Abstract: Transporters in proximal renal tubules contribute to the disposition of numerous drugs. Furthermore, the molecular mechanisms of tubular secretion have been progressively elucidated during the past decades. Organic anions tend to be secreted by the transport proteins OAT1, OAT3 and OATP4C1 on the basolateral side of tubular cells, and multidrug resistance protein (MRP) 2, MRP4, OATP1A2 and breast cancer resistance protein (BCRP) on the apical side. Organic cations are secreted by organic cation transporter (OCT) 2 on the basolateral side, and multidrug and toxic compound extrusion (MATE) proteins MATE1, MATE2/2-K, P-glycoprotein, organic cation and carnitine transporter (OCTN) 1 and OCTN2 on the apical side. Significant drug-drug interactions (DDIs) may affect any of these transporters, altering the clearance and, consequently, the efficacy and/or toxicity of substrate drugs. Interactions at the level of basolateral transporters typically decrease the clearance of the victim drug, causing higher systemic exposure.
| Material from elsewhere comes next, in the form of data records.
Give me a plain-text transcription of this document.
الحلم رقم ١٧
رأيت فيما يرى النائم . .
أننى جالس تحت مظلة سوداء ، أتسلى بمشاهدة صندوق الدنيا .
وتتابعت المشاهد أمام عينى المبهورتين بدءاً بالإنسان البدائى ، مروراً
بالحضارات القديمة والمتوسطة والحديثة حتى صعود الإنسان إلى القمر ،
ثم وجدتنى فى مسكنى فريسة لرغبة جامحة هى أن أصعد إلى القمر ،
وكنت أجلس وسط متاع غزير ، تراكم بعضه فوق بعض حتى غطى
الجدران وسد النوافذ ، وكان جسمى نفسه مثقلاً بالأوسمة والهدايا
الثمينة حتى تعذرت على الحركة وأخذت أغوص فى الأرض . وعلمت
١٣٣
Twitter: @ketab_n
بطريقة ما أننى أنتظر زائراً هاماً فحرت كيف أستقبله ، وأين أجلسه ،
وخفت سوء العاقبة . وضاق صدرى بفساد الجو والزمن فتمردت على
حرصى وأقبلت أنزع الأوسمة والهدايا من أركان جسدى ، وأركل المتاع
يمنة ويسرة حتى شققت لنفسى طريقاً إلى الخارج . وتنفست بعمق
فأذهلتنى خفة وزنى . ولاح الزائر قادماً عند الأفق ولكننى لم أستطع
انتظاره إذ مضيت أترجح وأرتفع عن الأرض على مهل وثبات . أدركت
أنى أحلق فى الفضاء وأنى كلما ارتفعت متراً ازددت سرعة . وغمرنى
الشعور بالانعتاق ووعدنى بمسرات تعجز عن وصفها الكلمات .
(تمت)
Interactions at the apical level can also lower drug clearance, but may be associated with higher renal toxicity, due to intracellular accumulation. Whereas the importance of glomerular filtration in drug disposition is largely appreciated among clinicians, DDIs involving renal transporters are less well recognized. This review summarizes current knowledge on the roles, quantitative importance and clinical relevance of these transporters in drug therapy. It proposes an approach based on substrate-inhibitor associations for predicting potential tubular-based DDIs and preventing their adverse consequences. We provide a comprehensive list of known drug interactions with renally-expressed transporters. While many of these interactions have limited clinical consequences, some involving high-risk drugs (e.g. methotrexate) definitely deserve the attention of prescribers.